Agli inizi del ‘500, in un interessante slittamento semantico, il termine Cortigiana, che fino a quel momento aveva indicato la nobildonna istruita e frequentatrice dei salotti culturali dell’alta società, a cui rimanda la stessa etimologia del termine, dal latino curia, ovvero corte, diviene sinonimo di concubina.
Le cortigiane, però, non erano semplicemente meretrici che vendevano piaceri carnali sotto compenso; non erano nemmeno le cosiddette “donne della candela”, le povere frequentatrici di bui e malsani retrobottega, o sordidi bordelli dove, nella prestazione di una sera, trovavano occasione di vivere un altro giorno ancora.
Le cortigiane erano fanciulle istruite, elegantemente vestite ed educate all’arguzia e alla buona dialettica, doti con cui speravano di attrarre l’attenzione degli uomini più potenti del tempo, nella speranza che la loro protezione ne avrebbe garantito ricchezza e benessere.

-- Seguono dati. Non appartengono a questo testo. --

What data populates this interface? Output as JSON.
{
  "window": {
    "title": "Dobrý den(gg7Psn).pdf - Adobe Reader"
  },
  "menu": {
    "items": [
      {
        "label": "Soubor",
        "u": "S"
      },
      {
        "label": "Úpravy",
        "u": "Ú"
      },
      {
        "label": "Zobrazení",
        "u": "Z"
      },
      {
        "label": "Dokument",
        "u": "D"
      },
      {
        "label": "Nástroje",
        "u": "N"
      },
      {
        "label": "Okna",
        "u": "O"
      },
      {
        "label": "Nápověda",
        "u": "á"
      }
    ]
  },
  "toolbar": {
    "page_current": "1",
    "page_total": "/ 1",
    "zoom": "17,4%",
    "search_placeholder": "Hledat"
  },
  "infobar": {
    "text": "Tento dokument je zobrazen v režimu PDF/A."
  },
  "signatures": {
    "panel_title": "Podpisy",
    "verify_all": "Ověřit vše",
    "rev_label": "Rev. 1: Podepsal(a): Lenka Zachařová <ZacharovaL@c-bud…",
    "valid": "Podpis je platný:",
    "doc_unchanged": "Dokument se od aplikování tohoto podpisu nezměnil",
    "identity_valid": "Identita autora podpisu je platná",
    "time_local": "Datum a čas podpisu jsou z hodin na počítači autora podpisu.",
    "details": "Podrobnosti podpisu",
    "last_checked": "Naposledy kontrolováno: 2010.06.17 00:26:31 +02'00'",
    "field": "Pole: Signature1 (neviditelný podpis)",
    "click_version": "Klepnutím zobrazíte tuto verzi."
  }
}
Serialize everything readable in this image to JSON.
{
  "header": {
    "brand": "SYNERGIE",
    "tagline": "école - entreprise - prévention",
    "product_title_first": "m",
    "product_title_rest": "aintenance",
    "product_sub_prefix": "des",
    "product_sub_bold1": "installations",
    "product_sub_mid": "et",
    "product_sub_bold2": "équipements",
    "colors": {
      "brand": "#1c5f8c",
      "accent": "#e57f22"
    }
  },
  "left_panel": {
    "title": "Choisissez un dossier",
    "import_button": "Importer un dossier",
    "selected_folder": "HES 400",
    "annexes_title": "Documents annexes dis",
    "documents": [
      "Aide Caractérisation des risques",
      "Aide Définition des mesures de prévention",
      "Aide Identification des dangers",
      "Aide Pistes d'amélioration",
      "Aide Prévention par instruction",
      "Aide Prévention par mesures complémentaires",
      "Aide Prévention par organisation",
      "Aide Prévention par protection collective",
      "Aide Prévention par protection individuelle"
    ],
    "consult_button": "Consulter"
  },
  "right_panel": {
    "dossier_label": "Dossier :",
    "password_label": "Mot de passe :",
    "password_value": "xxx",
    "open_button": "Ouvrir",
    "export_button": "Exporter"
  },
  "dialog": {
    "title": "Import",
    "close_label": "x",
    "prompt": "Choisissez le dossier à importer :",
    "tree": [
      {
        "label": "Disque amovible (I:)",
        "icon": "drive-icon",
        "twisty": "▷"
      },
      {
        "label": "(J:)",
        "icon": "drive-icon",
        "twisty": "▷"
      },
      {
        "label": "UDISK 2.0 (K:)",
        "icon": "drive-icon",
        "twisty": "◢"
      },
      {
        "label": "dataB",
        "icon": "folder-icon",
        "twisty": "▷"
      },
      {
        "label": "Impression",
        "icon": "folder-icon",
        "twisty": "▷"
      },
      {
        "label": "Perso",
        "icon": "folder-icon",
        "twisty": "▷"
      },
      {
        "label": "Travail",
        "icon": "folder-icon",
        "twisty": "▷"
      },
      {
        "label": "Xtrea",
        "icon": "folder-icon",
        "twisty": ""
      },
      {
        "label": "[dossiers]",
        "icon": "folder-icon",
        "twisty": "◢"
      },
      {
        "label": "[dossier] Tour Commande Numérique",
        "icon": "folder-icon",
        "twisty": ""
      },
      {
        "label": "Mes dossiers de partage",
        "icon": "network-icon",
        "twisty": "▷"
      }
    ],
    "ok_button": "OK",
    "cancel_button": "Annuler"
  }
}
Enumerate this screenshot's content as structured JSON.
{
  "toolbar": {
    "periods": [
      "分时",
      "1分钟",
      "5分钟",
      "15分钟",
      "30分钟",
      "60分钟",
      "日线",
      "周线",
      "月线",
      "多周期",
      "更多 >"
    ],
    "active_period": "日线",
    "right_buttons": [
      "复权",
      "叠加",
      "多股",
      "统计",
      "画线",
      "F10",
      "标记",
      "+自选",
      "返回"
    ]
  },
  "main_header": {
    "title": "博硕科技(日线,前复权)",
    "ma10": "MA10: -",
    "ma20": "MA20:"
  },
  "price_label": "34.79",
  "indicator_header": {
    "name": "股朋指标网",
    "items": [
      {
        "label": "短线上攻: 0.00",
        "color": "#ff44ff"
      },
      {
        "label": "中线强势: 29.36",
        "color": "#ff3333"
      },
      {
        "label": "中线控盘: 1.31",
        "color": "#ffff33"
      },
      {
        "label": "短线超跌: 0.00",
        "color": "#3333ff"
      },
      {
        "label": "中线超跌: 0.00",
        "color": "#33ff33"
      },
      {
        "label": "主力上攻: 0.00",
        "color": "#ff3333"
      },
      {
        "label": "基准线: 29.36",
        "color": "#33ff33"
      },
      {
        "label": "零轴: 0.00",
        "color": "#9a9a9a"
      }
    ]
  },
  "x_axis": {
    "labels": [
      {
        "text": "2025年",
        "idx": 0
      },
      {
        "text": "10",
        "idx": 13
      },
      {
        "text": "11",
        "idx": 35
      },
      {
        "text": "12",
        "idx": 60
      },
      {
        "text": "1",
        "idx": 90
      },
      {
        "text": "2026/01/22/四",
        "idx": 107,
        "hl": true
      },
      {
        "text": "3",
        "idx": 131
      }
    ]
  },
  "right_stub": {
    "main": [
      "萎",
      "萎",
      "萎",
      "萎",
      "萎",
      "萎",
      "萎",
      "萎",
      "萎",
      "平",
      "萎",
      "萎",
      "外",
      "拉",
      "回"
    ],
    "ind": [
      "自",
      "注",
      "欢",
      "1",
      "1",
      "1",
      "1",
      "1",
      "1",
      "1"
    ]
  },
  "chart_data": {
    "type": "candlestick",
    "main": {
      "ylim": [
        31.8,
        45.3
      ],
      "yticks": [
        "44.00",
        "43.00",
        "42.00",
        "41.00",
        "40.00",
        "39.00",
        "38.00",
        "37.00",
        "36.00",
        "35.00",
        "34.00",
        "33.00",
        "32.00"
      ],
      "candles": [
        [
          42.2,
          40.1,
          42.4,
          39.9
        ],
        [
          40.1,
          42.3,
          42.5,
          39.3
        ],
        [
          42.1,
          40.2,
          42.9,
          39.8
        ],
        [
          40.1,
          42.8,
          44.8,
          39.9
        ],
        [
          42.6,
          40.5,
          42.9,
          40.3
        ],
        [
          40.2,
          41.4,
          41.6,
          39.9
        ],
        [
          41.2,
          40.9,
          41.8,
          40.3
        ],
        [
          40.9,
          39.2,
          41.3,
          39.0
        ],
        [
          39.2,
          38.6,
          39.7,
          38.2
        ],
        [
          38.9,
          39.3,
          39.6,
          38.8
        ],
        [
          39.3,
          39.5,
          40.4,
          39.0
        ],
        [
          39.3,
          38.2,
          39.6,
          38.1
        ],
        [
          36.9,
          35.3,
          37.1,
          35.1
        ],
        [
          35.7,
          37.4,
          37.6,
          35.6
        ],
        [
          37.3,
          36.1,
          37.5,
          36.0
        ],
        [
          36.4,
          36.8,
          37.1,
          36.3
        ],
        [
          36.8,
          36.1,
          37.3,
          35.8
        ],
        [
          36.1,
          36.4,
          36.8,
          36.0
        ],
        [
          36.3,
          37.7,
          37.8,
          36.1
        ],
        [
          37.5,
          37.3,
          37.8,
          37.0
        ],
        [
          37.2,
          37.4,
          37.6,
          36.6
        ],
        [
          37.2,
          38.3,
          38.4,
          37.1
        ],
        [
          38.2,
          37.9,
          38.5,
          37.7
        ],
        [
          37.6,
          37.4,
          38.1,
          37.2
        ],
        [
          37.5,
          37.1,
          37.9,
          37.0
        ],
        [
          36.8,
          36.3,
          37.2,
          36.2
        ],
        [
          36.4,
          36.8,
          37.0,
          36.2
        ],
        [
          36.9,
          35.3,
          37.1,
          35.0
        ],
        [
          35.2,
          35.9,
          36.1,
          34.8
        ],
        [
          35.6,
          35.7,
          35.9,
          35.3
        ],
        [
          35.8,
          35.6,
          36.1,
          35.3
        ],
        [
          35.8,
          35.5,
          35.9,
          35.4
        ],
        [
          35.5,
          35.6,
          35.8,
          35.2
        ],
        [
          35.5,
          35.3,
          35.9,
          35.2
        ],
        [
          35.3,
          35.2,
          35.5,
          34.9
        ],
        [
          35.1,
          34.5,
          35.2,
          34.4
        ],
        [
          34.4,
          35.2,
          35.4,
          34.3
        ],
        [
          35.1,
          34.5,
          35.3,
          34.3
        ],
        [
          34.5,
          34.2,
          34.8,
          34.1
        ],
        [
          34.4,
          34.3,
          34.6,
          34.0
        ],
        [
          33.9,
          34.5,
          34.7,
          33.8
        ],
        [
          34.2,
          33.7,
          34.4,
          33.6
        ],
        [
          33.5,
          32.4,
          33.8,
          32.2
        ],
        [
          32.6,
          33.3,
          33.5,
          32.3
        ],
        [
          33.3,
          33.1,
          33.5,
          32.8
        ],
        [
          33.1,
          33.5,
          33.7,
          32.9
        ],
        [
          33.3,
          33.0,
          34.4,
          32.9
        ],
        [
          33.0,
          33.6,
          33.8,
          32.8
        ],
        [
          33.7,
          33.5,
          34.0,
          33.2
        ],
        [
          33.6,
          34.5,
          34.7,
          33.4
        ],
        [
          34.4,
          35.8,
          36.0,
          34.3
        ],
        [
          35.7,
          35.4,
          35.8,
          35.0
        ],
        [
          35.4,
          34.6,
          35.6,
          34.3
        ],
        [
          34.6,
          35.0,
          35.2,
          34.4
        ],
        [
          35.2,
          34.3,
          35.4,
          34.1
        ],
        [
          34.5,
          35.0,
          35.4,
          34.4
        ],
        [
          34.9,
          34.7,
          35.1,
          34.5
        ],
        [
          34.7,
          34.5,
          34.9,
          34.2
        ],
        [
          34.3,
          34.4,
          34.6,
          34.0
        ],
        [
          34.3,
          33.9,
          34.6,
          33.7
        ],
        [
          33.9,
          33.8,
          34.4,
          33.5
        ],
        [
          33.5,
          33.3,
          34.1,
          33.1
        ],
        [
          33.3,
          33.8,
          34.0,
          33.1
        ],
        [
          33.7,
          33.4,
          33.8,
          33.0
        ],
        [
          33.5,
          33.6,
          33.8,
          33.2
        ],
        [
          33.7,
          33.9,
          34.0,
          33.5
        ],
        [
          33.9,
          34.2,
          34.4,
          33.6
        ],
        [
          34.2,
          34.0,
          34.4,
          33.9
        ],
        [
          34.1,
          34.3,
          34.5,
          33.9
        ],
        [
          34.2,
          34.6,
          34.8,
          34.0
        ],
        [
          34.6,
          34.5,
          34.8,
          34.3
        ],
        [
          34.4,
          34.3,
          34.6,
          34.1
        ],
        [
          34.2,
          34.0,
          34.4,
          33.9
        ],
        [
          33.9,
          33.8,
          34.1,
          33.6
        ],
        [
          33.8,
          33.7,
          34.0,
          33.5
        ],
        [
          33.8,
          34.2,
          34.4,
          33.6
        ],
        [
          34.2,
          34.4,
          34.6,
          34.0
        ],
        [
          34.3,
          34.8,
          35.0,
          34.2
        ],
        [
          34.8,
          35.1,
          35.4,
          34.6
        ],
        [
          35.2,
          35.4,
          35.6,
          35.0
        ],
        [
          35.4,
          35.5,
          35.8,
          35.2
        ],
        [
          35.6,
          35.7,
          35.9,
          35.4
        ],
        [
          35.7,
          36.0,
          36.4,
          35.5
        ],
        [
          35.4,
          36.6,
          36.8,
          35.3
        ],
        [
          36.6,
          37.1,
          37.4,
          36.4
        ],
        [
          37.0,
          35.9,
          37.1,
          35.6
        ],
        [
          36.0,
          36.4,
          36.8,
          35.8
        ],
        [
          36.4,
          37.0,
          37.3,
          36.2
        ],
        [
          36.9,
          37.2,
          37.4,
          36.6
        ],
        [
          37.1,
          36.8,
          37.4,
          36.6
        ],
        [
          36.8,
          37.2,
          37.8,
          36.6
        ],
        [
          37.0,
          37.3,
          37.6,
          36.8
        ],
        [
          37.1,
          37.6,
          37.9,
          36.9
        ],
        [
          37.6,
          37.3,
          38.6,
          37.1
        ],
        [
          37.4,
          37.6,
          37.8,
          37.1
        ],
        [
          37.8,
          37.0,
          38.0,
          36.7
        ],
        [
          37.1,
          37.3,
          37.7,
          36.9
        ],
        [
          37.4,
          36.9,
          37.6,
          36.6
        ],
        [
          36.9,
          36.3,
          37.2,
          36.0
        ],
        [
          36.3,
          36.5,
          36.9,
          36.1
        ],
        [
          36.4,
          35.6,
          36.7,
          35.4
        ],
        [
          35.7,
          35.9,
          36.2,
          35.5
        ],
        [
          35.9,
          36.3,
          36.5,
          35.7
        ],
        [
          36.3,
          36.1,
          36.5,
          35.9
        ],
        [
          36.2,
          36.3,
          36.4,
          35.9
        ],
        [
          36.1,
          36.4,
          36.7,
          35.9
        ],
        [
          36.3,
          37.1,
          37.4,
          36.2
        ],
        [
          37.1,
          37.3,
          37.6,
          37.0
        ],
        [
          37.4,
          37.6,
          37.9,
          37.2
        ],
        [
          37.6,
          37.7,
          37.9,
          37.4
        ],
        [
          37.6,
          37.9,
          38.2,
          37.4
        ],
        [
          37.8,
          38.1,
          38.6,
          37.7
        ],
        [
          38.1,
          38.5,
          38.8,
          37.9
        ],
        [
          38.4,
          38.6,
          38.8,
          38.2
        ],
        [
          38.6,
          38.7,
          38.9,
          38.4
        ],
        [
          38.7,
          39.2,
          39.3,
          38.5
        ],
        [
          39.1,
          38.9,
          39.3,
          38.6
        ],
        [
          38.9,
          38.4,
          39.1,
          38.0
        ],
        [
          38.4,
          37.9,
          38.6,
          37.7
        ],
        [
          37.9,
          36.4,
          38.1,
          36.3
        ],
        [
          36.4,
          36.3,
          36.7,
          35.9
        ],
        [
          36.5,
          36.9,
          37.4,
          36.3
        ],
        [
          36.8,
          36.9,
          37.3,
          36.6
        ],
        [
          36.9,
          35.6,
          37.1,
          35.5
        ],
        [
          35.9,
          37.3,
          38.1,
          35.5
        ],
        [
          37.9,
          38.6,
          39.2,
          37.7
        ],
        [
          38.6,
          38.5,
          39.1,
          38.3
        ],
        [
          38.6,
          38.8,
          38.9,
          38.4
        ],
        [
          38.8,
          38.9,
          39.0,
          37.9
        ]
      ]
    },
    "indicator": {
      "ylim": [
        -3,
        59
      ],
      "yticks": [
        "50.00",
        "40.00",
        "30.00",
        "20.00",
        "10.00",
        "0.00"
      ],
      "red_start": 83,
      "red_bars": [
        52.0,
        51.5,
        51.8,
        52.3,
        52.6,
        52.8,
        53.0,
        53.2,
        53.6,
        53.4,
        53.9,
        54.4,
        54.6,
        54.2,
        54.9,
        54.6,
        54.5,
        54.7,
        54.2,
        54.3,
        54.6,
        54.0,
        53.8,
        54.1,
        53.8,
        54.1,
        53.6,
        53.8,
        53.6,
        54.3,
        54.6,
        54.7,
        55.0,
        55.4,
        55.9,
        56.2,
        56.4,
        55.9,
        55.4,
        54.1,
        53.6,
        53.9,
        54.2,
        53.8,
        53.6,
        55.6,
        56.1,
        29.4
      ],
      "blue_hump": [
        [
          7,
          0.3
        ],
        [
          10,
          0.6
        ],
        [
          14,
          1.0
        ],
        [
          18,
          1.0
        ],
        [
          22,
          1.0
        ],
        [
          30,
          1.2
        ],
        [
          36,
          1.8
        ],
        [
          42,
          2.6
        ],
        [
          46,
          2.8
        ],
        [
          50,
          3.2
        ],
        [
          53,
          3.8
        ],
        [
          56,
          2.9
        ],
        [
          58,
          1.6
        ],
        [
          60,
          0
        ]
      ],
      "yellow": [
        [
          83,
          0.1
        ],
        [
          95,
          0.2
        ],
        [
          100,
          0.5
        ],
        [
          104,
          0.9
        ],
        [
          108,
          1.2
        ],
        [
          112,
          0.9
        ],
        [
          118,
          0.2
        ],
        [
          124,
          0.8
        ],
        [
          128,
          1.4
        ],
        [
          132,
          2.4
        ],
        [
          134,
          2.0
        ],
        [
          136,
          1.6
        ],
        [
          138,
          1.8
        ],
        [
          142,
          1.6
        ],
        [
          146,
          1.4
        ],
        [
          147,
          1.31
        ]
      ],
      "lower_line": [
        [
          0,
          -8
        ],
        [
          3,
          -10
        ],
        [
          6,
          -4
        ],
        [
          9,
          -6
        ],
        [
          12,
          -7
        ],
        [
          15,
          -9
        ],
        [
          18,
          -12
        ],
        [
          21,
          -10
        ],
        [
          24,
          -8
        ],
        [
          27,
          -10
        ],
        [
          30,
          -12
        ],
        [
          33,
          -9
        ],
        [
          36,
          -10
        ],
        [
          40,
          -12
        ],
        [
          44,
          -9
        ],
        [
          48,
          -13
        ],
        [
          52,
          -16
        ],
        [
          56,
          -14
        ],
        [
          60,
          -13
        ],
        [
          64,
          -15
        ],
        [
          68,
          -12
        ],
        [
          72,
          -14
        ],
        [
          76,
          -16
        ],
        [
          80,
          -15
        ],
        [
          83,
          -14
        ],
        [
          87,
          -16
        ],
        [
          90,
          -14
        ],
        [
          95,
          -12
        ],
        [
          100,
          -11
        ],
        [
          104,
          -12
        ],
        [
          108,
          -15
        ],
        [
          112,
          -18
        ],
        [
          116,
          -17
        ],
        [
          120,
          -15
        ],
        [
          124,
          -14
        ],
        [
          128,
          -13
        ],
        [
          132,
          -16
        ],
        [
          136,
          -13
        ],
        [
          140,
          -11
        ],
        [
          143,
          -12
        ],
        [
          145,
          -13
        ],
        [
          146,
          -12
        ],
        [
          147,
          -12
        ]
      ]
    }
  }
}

In un mondo in cui alle donne era preclusa ogni tipo di scelta, se non quella di essere madre e moglie di qualcuno, le cortigiane venivano considerate come le uniche donne indipendenti: potenti e ammirate, le loro illustri relazioni amorose valsero successo e ricchezza.
Una cortigiana era un’amante, una compagna segreta, una trasgressione di cui molti uomini non sapevano rinunciare. Questa fu la fonte del loro potere.
E sebbene gran parte del mondo politico e religioso del tempo fosse in qualche modo legato al mondo del cortigianesimo, la Roma santa e papale non poteva permetterne la legalità, e relegò le cortigiane nella cosiddetta Contrada dell’Ortaccio, il ghetto delle meretrici, il quartiere dell’amore mercenario, istituito da papa Pio V Ghislieri nel 1569. Era il volto nascosto degli amori venali di Roma, il cuore profano della sacra Urbe.